This November, Susan Polk celebrates 50 years as a licensed insurance agent. Her company, Susan Polk Insurance, which has been a staple on the Central Coast for more than 40 years, has served more than 10,000 people in San Luis Obispo County alone, not including countless thousands of others across the state.

On July 1, 1971—the day she marks as the symbolic start of her career—Susan was given a certificate that allowed her to legally sell insurance. That day, the young, newly-married graduate from The Claremont Colleges accepted an offer to go to work for

Northwestern Mutual life, an insurance company in southern California. “They recruited me at a career day. I was full of the feminist spirit and was enchanted by the idea of working on commission-only, making what I produced and being paid what I was worth. It was an empowering thought,” Susan recalls. “When I was recruited and interviewed by other companies, they asked questions like, ‘What kind of birth control do you use?,’ ‘How soon will you start a family?,’ and ‘If you’re transferred, will your husband follow?’ Those kinds of questions were actually asked at that time! Northwestern Mutual didn’t ask any of those questions. It was like, you eat what you kill.”

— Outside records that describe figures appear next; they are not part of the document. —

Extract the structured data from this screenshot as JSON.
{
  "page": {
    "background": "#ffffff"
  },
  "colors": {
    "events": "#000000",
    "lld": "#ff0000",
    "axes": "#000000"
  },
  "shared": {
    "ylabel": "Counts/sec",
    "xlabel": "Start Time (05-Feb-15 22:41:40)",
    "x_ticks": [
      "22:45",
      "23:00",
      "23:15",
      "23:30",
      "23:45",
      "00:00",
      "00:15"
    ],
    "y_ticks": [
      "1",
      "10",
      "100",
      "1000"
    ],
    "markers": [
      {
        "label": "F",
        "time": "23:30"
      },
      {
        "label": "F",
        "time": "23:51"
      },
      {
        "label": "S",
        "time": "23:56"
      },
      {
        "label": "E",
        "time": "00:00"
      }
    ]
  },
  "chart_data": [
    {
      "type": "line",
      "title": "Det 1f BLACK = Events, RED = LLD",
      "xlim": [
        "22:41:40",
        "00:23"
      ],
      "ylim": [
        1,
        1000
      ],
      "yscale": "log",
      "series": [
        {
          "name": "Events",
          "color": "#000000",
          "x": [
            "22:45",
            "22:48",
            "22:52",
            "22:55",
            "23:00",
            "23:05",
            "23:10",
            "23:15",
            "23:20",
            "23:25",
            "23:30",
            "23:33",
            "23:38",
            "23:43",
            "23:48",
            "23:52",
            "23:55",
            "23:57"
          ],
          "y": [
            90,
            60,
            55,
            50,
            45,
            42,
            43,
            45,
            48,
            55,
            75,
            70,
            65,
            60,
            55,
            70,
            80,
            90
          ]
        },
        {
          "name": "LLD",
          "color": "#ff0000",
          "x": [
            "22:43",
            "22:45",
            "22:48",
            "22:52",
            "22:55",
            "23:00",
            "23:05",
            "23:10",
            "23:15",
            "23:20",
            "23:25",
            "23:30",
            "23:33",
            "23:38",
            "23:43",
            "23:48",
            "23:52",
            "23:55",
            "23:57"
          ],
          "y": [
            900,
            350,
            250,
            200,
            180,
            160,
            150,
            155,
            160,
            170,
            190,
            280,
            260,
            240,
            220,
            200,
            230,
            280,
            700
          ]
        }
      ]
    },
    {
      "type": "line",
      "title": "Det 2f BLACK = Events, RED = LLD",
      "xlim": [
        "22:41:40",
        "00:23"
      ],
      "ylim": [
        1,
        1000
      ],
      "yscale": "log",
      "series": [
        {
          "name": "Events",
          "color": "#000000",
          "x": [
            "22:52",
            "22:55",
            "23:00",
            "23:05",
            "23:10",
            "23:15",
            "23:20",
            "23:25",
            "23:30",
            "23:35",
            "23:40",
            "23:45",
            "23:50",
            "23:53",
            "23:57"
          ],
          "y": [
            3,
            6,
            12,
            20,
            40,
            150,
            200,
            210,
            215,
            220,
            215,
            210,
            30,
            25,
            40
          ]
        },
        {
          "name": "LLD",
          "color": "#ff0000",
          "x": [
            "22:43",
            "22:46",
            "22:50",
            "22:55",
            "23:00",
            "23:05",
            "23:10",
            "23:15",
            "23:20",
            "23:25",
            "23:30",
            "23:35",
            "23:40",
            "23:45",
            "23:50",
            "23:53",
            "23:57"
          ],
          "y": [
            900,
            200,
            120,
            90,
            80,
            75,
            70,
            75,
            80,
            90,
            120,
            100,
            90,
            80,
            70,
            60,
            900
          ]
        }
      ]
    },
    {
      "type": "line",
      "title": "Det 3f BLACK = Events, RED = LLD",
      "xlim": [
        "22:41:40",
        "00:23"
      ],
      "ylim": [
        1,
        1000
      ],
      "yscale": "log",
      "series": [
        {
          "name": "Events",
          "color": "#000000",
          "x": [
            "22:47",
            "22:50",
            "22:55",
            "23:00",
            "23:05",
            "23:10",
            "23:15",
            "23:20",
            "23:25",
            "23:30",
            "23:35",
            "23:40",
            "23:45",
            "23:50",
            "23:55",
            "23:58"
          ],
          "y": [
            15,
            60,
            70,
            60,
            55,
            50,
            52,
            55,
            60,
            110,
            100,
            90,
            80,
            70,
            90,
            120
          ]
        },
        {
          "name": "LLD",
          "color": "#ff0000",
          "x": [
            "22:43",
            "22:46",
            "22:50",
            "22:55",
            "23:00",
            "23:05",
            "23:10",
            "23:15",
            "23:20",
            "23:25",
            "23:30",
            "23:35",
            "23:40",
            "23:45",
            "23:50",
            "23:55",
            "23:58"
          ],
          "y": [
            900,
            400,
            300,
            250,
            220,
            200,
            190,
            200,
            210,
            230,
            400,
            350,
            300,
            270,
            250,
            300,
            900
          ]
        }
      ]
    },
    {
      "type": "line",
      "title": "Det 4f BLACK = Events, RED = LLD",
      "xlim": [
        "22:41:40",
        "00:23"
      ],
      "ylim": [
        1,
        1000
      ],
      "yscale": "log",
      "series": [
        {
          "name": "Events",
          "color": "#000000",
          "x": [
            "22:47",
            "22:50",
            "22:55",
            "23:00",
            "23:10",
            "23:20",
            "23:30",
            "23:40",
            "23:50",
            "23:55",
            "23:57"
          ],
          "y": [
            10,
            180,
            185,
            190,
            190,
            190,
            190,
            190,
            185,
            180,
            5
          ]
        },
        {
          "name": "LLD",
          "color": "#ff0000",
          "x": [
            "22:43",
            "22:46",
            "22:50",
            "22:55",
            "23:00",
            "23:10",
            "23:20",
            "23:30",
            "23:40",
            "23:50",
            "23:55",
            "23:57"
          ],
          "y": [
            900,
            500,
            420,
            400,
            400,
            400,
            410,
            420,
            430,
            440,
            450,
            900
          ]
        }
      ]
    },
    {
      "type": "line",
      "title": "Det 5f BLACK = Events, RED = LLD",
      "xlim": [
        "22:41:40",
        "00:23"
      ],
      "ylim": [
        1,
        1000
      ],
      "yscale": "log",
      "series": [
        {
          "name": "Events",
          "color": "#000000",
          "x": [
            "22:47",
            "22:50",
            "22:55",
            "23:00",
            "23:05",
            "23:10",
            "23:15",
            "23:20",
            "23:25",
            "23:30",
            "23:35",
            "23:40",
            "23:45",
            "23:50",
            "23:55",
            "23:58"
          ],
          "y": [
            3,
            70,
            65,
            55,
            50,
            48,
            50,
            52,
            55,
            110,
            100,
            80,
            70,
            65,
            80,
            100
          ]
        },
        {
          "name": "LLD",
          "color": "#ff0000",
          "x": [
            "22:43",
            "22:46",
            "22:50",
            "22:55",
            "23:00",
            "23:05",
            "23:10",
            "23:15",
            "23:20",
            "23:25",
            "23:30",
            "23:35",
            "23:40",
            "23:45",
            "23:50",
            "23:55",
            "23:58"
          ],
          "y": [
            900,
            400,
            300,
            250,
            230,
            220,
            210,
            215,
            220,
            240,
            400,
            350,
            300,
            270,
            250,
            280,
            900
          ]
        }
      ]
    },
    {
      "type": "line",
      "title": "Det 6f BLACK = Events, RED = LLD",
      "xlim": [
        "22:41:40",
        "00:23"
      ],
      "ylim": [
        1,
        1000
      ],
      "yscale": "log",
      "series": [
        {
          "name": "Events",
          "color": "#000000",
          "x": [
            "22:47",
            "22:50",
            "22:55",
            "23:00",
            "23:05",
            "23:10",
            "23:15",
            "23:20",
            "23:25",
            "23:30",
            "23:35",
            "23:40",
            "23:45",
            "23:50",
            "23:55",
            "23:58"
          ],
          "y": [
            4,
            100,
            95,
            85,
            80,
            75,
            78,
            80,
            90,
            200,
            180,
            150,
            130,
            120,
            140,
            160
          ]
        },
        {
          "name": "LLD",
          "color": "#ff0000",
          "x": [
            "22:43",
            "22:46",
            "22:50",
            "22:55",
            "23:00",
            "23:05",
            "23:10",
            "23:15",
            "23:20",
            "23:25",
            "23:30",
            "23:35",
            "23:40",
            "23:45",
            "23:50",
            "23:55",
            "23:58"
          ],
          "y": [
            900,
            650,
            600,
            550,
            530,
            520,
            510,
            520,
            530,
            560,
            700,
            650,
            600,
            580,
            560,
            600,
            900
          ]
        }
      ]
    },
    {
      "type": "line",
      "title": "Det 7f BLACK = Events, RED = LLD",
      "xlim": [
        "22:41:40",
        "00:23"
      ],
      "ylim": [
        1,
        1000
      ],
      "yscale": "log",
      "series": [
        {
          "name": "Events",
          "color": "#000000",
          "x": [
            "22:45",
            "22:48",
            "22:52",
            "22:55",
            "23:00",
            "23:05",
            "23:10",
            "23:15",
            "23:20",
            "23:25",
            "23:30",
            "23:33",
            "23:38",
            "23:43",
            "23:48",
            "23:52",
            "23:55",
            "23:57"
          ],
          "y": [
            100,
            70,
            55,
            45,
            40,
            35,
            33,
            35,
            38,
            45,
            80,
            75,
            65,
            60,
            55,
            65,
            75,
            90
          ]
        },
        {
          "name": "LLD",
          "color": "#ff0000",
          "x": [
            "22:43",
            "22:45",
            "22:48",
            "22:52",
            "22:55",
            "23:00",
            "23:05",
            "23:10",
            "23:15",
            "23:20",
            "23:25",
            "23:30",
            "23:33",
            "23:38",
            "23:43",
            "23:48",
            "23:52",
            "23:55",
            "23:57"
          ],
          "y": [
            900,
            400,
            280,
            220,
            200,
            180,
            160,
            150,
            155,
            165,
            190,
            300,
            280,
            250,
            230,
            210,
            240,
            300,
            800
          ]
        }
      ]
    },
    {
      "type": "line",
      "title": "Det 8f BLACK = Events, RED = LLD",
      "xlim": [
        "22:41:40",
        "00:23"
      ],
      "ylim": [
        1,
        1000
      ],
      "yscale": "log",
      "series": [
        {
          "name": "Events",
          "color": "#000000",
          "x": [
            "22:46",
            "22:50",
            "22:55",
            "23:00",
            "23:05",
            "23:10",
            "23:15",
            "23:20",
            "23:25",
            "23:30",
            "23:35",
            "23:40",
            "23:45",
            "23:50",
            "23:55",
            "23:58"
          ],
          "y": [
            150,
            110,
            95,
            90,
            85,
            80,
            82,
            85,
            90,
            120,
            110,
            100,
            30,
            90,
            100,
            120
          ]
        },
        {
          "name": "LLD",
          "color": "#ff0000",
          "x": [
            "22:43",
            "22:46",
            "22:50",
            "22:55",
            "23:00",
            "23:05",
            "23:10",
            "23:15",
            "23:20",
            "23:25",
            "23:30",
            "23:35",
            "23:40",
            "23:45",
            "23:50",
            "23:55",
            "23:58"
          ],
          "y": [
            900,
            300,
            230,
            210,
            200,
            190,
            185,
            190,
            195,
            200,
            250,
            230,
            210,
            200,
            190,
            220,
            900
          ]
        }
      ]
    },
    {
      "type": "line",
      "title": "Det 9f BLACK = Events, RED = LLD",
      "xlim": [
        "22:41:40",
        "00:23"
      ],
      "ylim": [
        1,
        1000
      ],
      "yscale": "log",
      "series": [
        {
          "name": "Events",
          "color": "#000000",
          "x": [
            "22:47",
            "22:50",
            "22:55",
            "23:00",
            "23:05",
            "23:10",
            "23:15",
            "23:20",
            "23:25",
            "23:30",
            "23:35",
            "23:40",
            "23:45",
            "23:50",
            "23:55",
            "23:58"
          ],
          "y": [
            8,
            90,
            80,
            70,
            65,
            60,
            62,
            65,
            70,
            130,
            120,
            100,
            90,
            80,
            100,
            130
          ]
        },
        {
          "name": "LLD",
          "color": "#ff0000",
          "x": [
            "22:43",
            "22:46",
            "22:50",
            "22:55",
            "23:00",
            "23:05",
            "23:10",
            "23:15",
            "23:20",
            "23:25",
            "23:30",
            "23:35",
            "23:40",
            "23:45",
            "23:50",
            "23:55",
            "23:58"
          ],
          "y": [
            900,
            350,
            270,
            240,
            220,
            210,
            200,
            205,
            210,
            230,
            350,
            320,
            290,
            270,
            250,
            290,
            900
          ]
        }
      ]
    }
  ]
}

Five months later, in November of that year, Susan officially became a licensed agent. She worked for a number of Los Angeles-area insurance companies for the next 10 years before she and her husband, Jim, began to look to the Central Coast for a better quality of life. In 1982, they relocated to San Luis Obispo.

Early on, Susan and Jim both sold insurance for a fraternal benefit society known as the Aid Association for Lutherans (AAL, known today as Thrivent), which had “territories” back then. A territory was typically served by one agent, but the young couple shared a territory of just 3,000 Lutherans. “There weren’t enough Lutherans to go around,” says Susan.

Susan noticed fairly early on that the people they served needed health insurance, but the AAL policy was too expensive for many of the members. Seeing the need, she rewrote them into Blue Cross Blue Shield and has specialized in health insurance ever since.

In 1988, she struck out on her own and opened Susan Polk Insurance Agency. Her first office was on Foothill Boulevard near Chorro.

Susan has been generously giving back to the Central Coast community as long as she’s been a part of it. Not only was she instrumental in bringing CASA to SLO County in 1993, but she’s been involved in dozens of social programs and nonprofits ever since, including: Children’s Health Initiative; Healthy Families; California Major Risk; Insure the Uninsured; and Access for Infants and Mothers; to name a few. “Every time there was a new program that helped people get insurance, I was the first agent to sell it or offer it,” she recalls.

More impressively—all while building a thriving local business and actively volunteering in the community—Susan and Jim found the time to spend four decades as foster parents. They would go on to adopt five children, whom they raised along with their four biological children.

Former SLO-business owner Ron Freeman has been a customer, employee, and friend of Susan’s for over 20 years. “She’s a true advocate in the very-difficult world that is health insurance. I have not seen anyone as committed to her clients and to solving their problems as Susan is.”

While preparing to step back, Susan isn’t quite ready to step down. Her daughter, Sonja, came on board several years ago and has been preparing to take the reins. “I’m learning from the best,” Sonja says. “I feel honored that I have this opportunity to carry on my mom’s legacy and look forward to continuing to serve our community in the same way she has for a long time.

“My parents have been strong, capable role models,” Sonja continues. “They changed the entire trajectory of my life.”

The truest test of a leader’s character is how well they can produce other leaders. The challenge of continuing Susan Polk Insurance’s legacy is a big one, to be sure. But Sonja—always her mother’s daughter—is up to the challenge.